Federal Legislation Aims to Help Veterans Struggling with Mental Health

A photo of BrightView in Akron
Sarah Taylor
BrightView addiction treatment center in Akron is an option for veterans who are dealing with mental health challenges as they transition to civilian life.

There’s been an increase this year in the number of veterans ending their lives. Senior army leaders say they’ve seen a 30 percent jump in veteran suicides.

Federal legislation approved in late October aims to help veterans dealing with mental health and substance use disorders.

Army combat veteran Nate Pelletier, a vice president at Cincinnati-based BrightView treatment centers, wrote a portion of the bill. It provides funding to help veterans transition from military service back into day-to-day life.

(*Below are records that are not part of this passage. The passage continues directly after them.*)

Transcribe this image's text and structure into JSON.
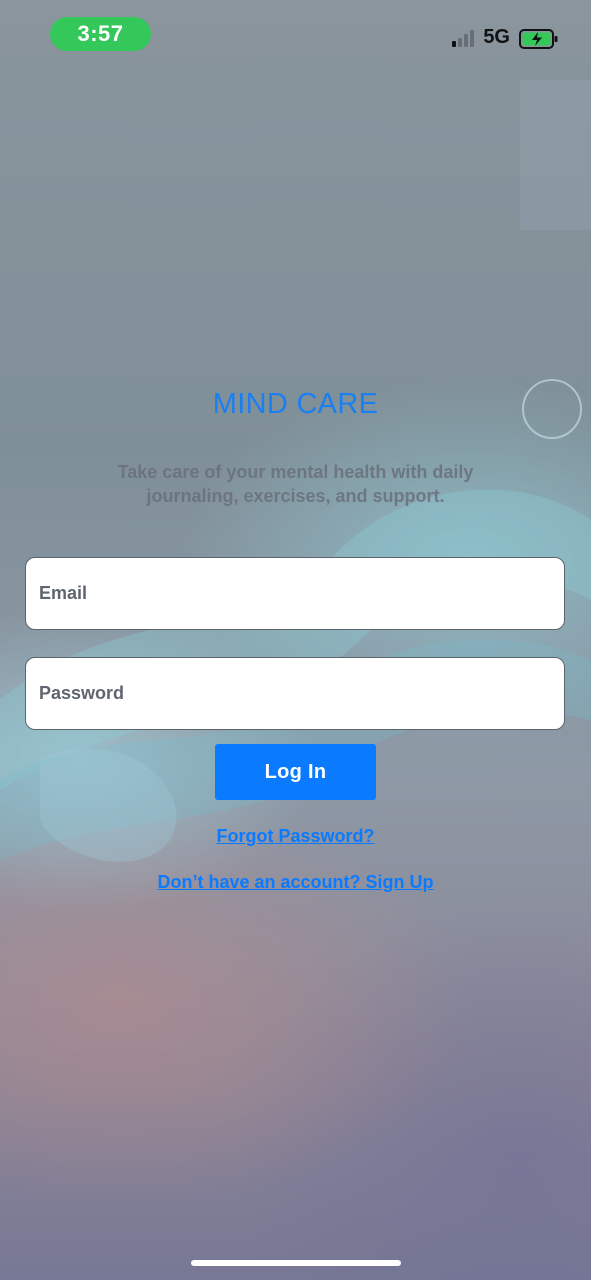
{
  "status_bar": {
    "time": "3:57",
    "network": "5G",
    "icons": [
      "cellular-signal-icon",
      "battery-charging-icon"
    ]
  },
  "app": {
    "title": "MIND CARE",
    "tagline": "Take care of your mental health with daily journaling, exercises, and support."
  },
  "form": {
    "email_placeholder": "Email",
    "password_placeholder": "Password",
    "login_label": "Log In",
    "forgot_label": "Forgot Password?",
    "signup_label": "Don’t have an account? Sign Up"
  },
  "colors": {
    "accent": "#0a7aff",
    "time_pill": "#34c759",
    "battery_fill": "#34c759"
  }
}
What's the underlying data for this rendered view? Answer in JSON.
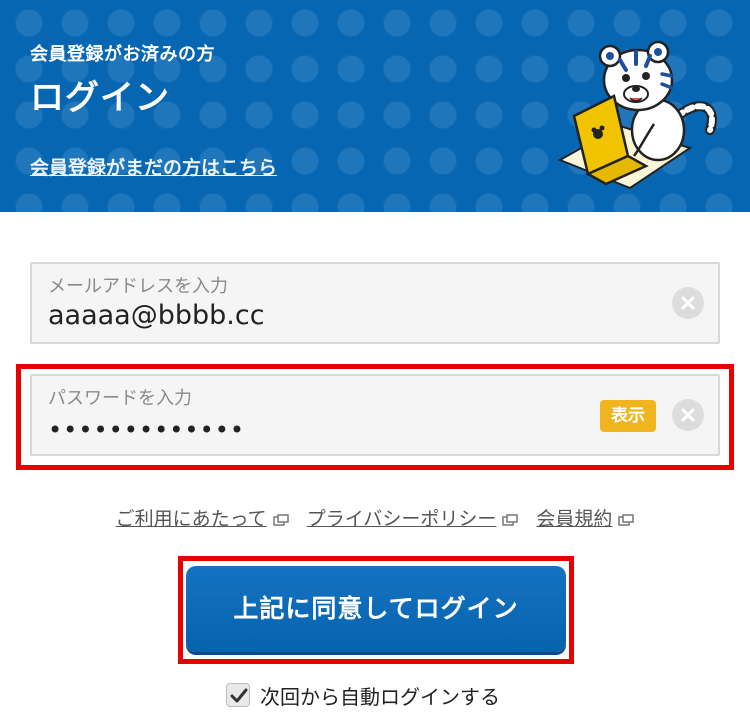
{
  "header": {
    "subtitle": "会員登録がお済みの方",
    "title": "ログイン",
    "register_link": "会員登録がまだの方はこちら"
  },
  "email_field": {
    "label": "メールアドレスを入力",
    "value": "aaaaa@bbbb.cc"
  },
  "password_field": {
    "label": "パスワードを入力",
    "value": "•••••••••••••",
    "show_label": "表示"
  },
  "links": [
    {
      "label": "ご利用にあたって"
    },
    {
      "label": "プライバシーポリシー"
    },
    {
      "label": "会員規約"
    }
  ],
  "login_button": {
    "label": "上記に同意してログイン"
  },
  "auto_login": {
    "label": "次回から自動ログインする",
    "checked": true
  },
  "colors": {
    "header_bg": "#0766b2",
    "button_bg": "#0662ad",
    "show_badge": "#f0b51e",
    "highlight": "#e60000"
  }
}
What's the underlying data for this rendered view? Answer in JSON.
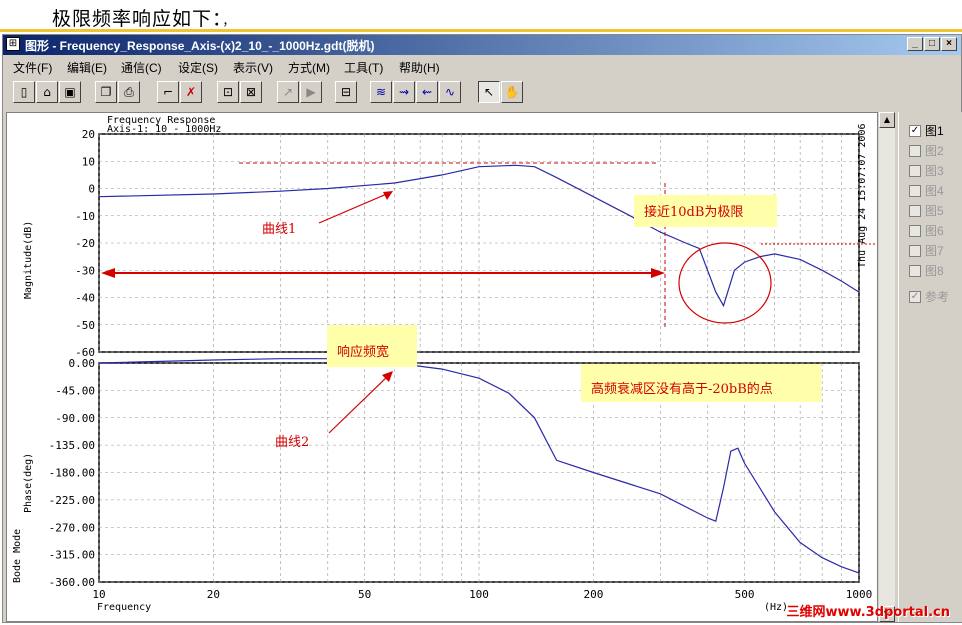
{
  "caption": "极限频率响应如下：",
  "caption_suffix": "，",
  "window": {
    "title": "图形 - Frequency_Response_Axis-(x)2_10_-_1000Hz.gdt(脱机)",
    "minimize": "_",
    "restore": "□",
    "close": "×"
  },
  "menu": [
    "文件(F)",
    "编辑(E)",
    "通信(C)",
    "设定(S)",
    "表示(V)",
    "方式(M)",
    "工具(T)",
    "帮助(H)"
  ],
  "toolbar_icons": [
    "new-file-icon",
    "open-folder-icon",
    "save-icon",
    "copy-icon",
    "print-icon",
    "graph-icon",
    "delete-graph-icon",
    "settings-icon",
    "settings2-icon",
    "trace-icon",
    "play-icon",
    "zoom-fit-icon",
    "wave1-icon",
    "wave2-icon",
    "wave3-icon",
    "wave4-icon",
    "pointer-icon",
    "hand-icon"
  ],
  "plot": {
    "header_line1": "Frequency Response",
    "header_line2": "Axis-1: 10 - 1000Hz",
    "timestamp": "Thu Aug 24 15:07:07 2006",
    "mag_ylabel": "Magnitude(dB)",
    "phase_ylabel": "Phase(deg)",
    "bode_label": "Bode Mode",
    "xlabel": "Frequency",
    "xunit": "(Hz)",
    "mag_ticks": [
      "20",
      "10",
      "0",
      "-10",
      "-20",
      "-30",
      "-40",
      "-50",
      "-60"
    ],
    "phase_ticks": [
      "0.00",
      "-45.00",
      "-90.00",
      "-135.00",
      "-180.00",
      "-225.00",
      "-270.00",
      "-315.00",
      "-360.00"
    ],
    "x_ticks": [
      "10",
      "20",
      "50",
      "100",
      "200",
      "500",
      "1000"
    ]
  },
  "chart_data": [
    {
      "type": "line",
      "title": "Frequency Response",
      "subtitle": "Axis-1: 10 - 1000Hz",
      "xlabel": "Frequency (Hz)",
      "ylabel": "Magnitude(dB)",
      "xscale": "log",
      "xlim": [
        10,
        1000
      ],
      "ylim": [
        -60,
        20
      ],
      "series": [
        {
          "x": [
            10,
            20,
            30,
            40,
            60,
            80,
            100,
            125,
            140,
            160,
            200,
            250,
            300,
            350,
            380,
            420,
            440,
            470,
            500,
            550,
            600,
            700,
            800,
            900,
            1000
          ],
          "y": [
            -3,
            -2,
            -1,
            0,
            2,
            5,
            8,
            8.5,
            8,
            4,
            -3,
            -10,
            -16,
            -20,
            -22,
            -38,
            -43,
            -30,
            -27,
            -25,
            -24,
            -26,
            -30,
            -34,
            -38
          ]
        }
      ]
    },
    {
      "type": "line",
      "xlabel": "Frequency (Hz)",
      "ylabel": "Phase(deg)",
      "xscale": "log",
      "xlim": [
        10,
        1000
      ],
      "ylim": [
        -360,
        0
      ],
      "series": [
        {
          "x": [
            10,
            20,
            30,
            40,
            50,
            60,
            80,
            100,
            120,
            140,
            160,
            200,
            300,
            400,
            420,
            440,
            460,
            480,
            500,
            600,
            700,
            800,
            900,
            1000
          ],
          "y": [
            0,
            5,
            7,
            7,
            5,
            0,
            -10,
            -25,
            -50,
            -90,
            -160,
            -180,
            -215,
            -255,
            -260,
            -205,
            -145,
            -140,
            -165,
            -245,
            -295,
            -320,
            -335,
            -345
          ]
        }
      ]
    }
  ],
  "annotations": {
    "curve1": "曲线1",
    "curve2": "曲线2",
    "limit_note": "接近10dB为极限",
    "bandwidth": "响应频宽",
    "attenuation": "高频衰减区没有高于-20bB的点"
  },
  "legend": [
    {
      "label": "图1",
      "checked": true,
      "enabled": true
    },
    {
      "label": "图2",
      "checked": false,
      "enabled": false
    },
    {
      "label": "图3",
      "checked": false,
      "enabled": false
    },
    {
      "label": "图4",
      "checked": false,
      "enabled": false
    },
    {
      "label": "图5",
      "checked": false,
      "enabled": false
    },
    {
      "label": "图6",
      "checked": false,
      "enabled": false
    },
    {
      "label": "图7",
      "checked": false,
      "enabled": false
    },
    {
      "label": "图8",
      "checked": false,
      "enabled": false
    },
    {
      "label": "参考",
      "checked": true,
      "enabled": false
    }
  ],
  "watermark": "三维网www.3dportal.cn",
  "colors": {
    "curve": "#2a2aa8",
    "annotation": "#d40000",
    "highlight": "#ffffaa",
    "titlebar": "#0a246a"
  }
}
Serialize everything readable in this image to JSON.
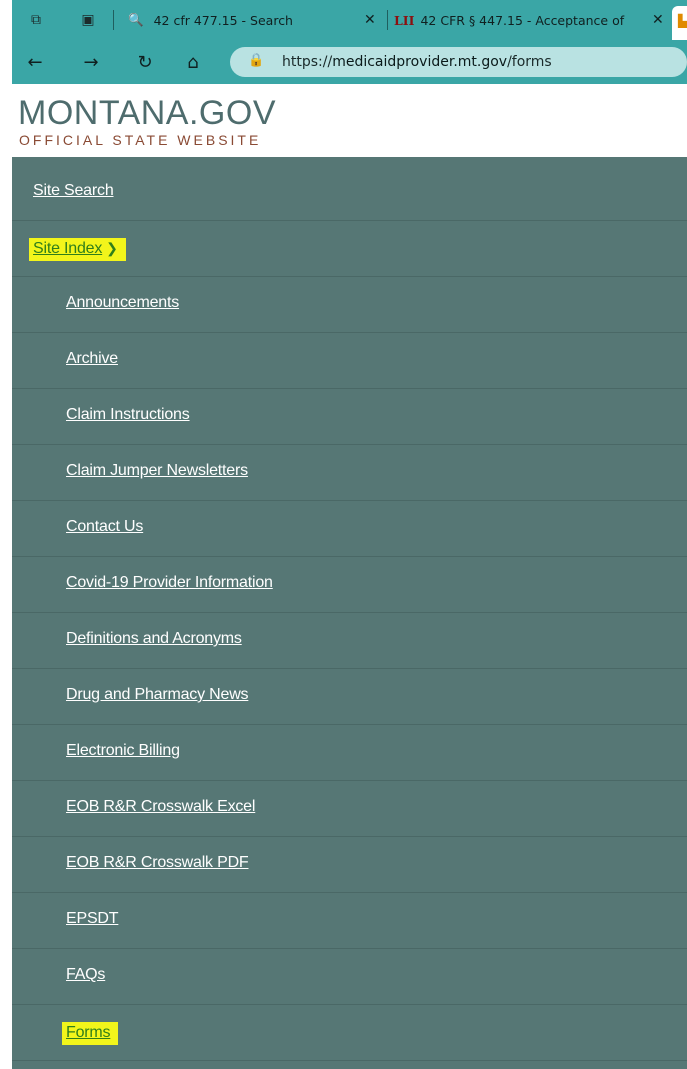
{
  "browser": {
    "tabs": [
      {
        "icon": "search-icon",
        "title": "42 cfr 477.15 - Search",
        "close": "✕"
      },
      {
        "icon": "lii-favicon",
        "favicon_text": "LII",
        "title": "42 CFR § 447.15 - Acceptance of",
        "close": "✕"
      }
    ],
    "url": {
      "prefix": "https://",
      "host": "medicaidprovider.mt.gov",
      "path": "/forms"
    },
    "accent": "#3aa6a6"
  },
  "header": {
    "logo_main": "MONTANA.GOV",
    "logo_sub": "OFFICIAL STATE WEBSITE"
  },
  "menu": {
    "site_search": "Site Search",
    "site_index": "Site Index",
    "items": [
      "Announcements",
      "Archive",
      "Claim Instructions",
      "Claim Jumper Newsletters",
      "Contact Us",
      "Covid-19 Provider Information",
      "Definitions and Acronyms",
      "Drug and Pharmacy News",
      "Electronic Billing",
      "EOB R&R Crosswalk Excel",
      "EOB R&R Crosswalk PDF",
      "EPSDT",
      "FAQs",
      "Forms"
    ],
    "highlighted": [
      "Site Index",
      "Forms"
    ],
    "highlight_color": "#f2f51b",
    "background": "#567775"
  }
}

Nate Pelletier: help for transitioning veterans

“Those that are leaving the service they get some training and some skills in preparation but then there’s a cliff. And then they’re discharged and there’s no connection to where they’re going," Pelletier said. "Often there’s no requirement for them to have a job. That gap is a distress gap and that is what I’m hoping this pilot with the transitional funds will help close.”

With veterans at a high risk for substance abuse and mental illness, Pelletier says the goal is to be able to identify and prevent those issues before they happen.

One resource for struggling veterans is the National Suicide Prevention Lifeline, 1-800-273-8255.